C’est l’esprit qui anime la révision en cours de la loi fédérale sur la protection de l’environnement.27
Cette dernière prévoit en particulier une collaboration plus étroite entre la Confédération, les cantons et les branches économiques pour tenter de maîtriser les problèmes des déchets. Le projet de loi prévoit également de soutenir le développement de technologies favorables à l’environnement, en créant un pont entre la recherche et la commercialisation.
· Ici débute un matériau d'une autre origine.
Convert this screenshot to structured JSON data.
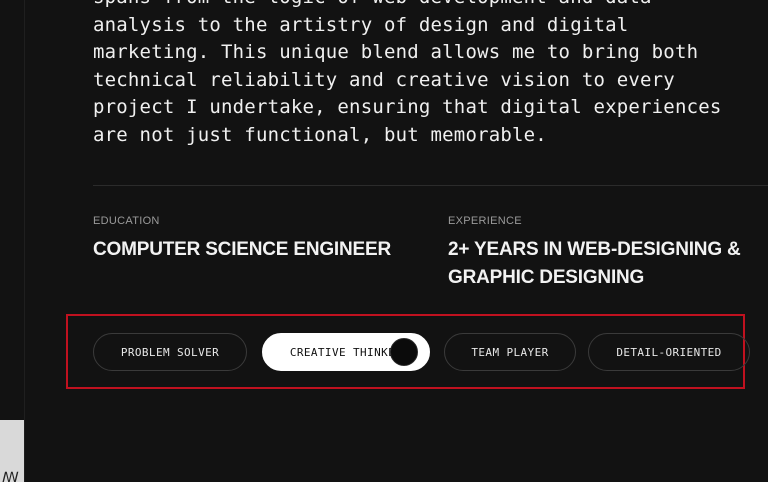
{
  "bio": {
    "lines": [
      "spans from the logic of web development and data",
      "analysis to the artistry of design and digital",
      "marketing. This unique blend allows me to bring both",
      "technical reliability and creative vision to every",
      "project I undertake, ensuring that digital experiences",
      "are not just functional, but memorable."
    ]
  },
  "education": {
    "label": "EDUCATION",
    "value": "COMPUTER SCIENCE ENGINEER"
  },
  "experience": {
    "label": "EXPERIENCE",
    "value_line1": "2+ YEARS IN WEB-DESIGNING &",
    "value_line2": "GRAPHIC DESIGNING"
  },
  "tags": [
    {
      "label": "PROBLEM SOLVER",
      "active": false
    },
    {
      "label": "CREATIVE THINKER",
      "active": true
    },
    {
      "label": "TEAM PLAYER",
      "active": false
    },
    {
      "label": "DETAIL-ORIENTED",
      "active": false
    }
  ],
  "colors": {
    "background": "#121212",
    "highlight_border": "#c0111f",
    "active_tag_bg": "#ffffff"
  }
}
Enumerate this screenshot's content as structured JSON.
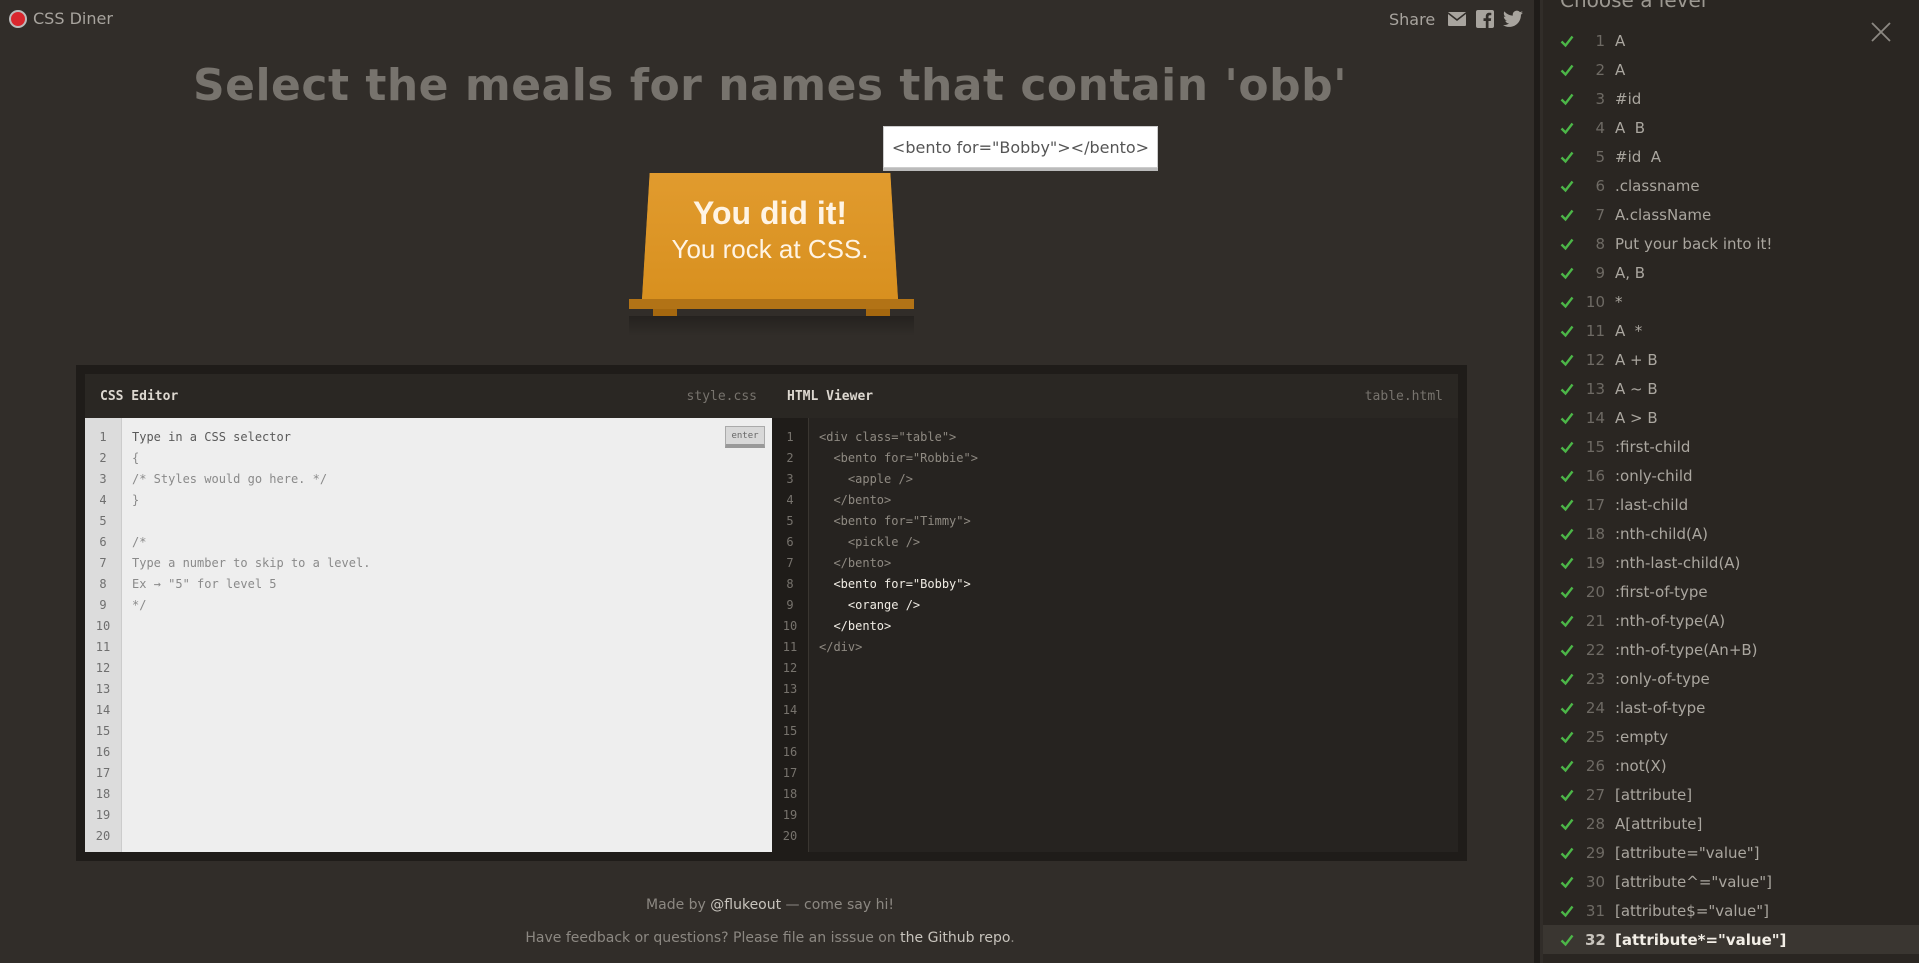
{
  "app": {
    "title": "CSS Diner"
  },
  "share": {
    "label": "Share",
    "icons": [
      "mail-icon",
      "facebook-icon",
      "twitter-icon"
    ]
  },
  "level": {
    "instruction": "Select the meals for names that contain 'obb'",
    "tooltip": "<bento for=\"Bobby\"></bento>",
    "win_line1": "You did it!",
    "win_line2": "You rock at CSS."
  },
  "css_editor": {
    "title": "CSS Editor",
    "file": "style.css",
    "enter_label": "enter",
    "line_numbers": [
      "1",
      "2",
      "3",
      "4",
      "5",
      "6",
      "7",
      "8",
      "9",
      "10",
      "11",
      "12",
      "13",
      "14",
      "15",
      "16",
      "17",
      "18",
      "19",
      "20"
    ],
    "lines": [
      "Type in a CSS selector",
      "{",
      "/* Styles would go here. */",
      "}",
      "",
      "/*",
      "Type a number to skip to a level.",
      "Ex → \"5\" for level 5",
      "*/"
    ]
  },
  "html_viewer": {
    "title": "HTML Viewer",
    "file": "table.html",
    "line_numbers": [
      "1",
      "2",
      "3",
      "4",
      "5",
      "6",
      "7",
      "8",
      "9",
      "10",
      "11",
      "12",
      "13",
      "14",
      "15",
      "16",
      "17",
      "18",
      "19",
      "20"
    ],
    "lines": [
      "<div class=\"table\">",
      "  <bento for=\"Robbie\">",
      "    <apple />",
      "  </bento>",
      "  <bento for=\"Timmy\">",
      "    <pickle />",
      "  </bento>",
      "  <bento for=\"Bobby\">",
      "    <orange />",
      "  </bento>",
      "</div>"
    ]
  },
  "footer": {
    "line1_prefix": "Made by ",
    "line1_link": "@flukeout",
    "line1_suffix": " — come say hi!",
    "line2_prefix": "Have feedback or questions? Please file an isssue on ",
    "line2_link": "the Github repo",
    "line2_suffix": "."
  },
  "sidebar": {
    "heading": "Choose a level",
    "close_icon": "close-icon",
    "check_color": "#4cb648",
    "current_level": 32,
    "levels": [
      {
        "num": "1",
        "label": "A"
      },
      {
        "num": "2",
        "label": "A"
      },
      {
        "num": "3",
        "label": "#id"
      },
      {
        "num": "4",
        "label": "A  B"
      },
      {
        "num": "5",
        "label": "#id  A"
      },
      {
        "num": "6",
        "label": ".classname"
      },
      {
        "num": "7",
        "label": "A.className"
      },
      {
        "num": "8",
        "label": "Put your back into it!"
      },
      {
        "num": "9",
        "label": "A, B"
      },
      {
        "num": "10",
        "label": "*"
      },
      {
        "num": "11",
        "label": "A  *"
      },
      {
        "num": "12",
        "label": "A + B"
      },
      {
        "num": "13",
        "label": "A ~ B"
      },
      {
        "num": "14",
        "label": "A > B"
      },
      {
        "num": "15",
        "label": ":first-child"
      },
      {
        "num": "16",
        "label": ":only-child"
      },
      {
        "num": "17",
        "label": ":last-child"
      },
      {
        "num": "18",
        "label": ":nth-child(A)"
      },
      {
        "num": "19",
        "label": ":nth-last-child(A)"
      },
      {
        "num": "20",
        "label": ":first-of-type"
      },
      {
        "num": "21",
        "label": ":nth-of-type(A)"
      },
      {
        "num": "22",
        "label": ":nth-of-type(An+B)"
      },
      {
        "num": "23",
        "label": ":only-of-type"
      },
      {
        "num": "24",
        "label": ":last-of-type"
      },
      {
        "num": "25",
        "label": ":empty"
      },
      {
        "num": "26",
        "label": ":not(X)"
      },
      {
        "num": "27",
        "label": "[attribute]"
      },
      {
        "num": "28",
        "label": "A[attribute]"
      },
      {
        "num": "29",
        "label": "[attribute=\"value\"]"
      },
      {
        "num": "30",
        "label": "[attribute^=\"value\"]"
      },
      {
        "num": "31",
        "label": "[attribute$=\"value\"]"
      },
      {
        "num": "32",
        "label": "[attribute*=\"value\"]"
      }
    ]
  }
}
Enfin, elle introduit les premières taxes d’incitation, de caractère non fiscal, pour limiter les émissions de soufre et de composés organiques volatils.
Ce bref exposé pour vous montrer les incidences très concrètes des questions liées à la protection de l’environnement tant sur la politique internationale de la Suisse, que sur la législation nationale.
Il est particulièrement important que la politique dynamique de la Suisse dans ce domaine soit harmonisée le plus possible sur le plan européen et international, afin d’éviter des distorsions commerciales défavorables à notre économie, tout en garantissant la préservation indispensable de l’environnement et de la diversité biologique dans le monde entier.
Je me félicite du fait que nous disposions des instruments nécessaires sur le plan interdépartemental pour gérer en commun des dossiers pour lesquels les offices des départements de mes collègues Messieurs Cotti et Ogi notamment et ceux de mon département, assument des compétences techniques différentes, mais où il nous appartient d’assurer ensemble la cohérence de la politique générale définie par le Conseil fédéral.
Je voudrais pour terminer, encore vous remercier pour la contribution concrète et efficace que vous apportez à ce processus; nous aurons encore de nombreuses occasions – la prochaine fois probablement en France en octobre avec mes collègues italien et français,28 au Danemark en décembre prochain (protection de la mer du Nord)29 – de collaborer pour ces activités si essentielles pour notre avenir.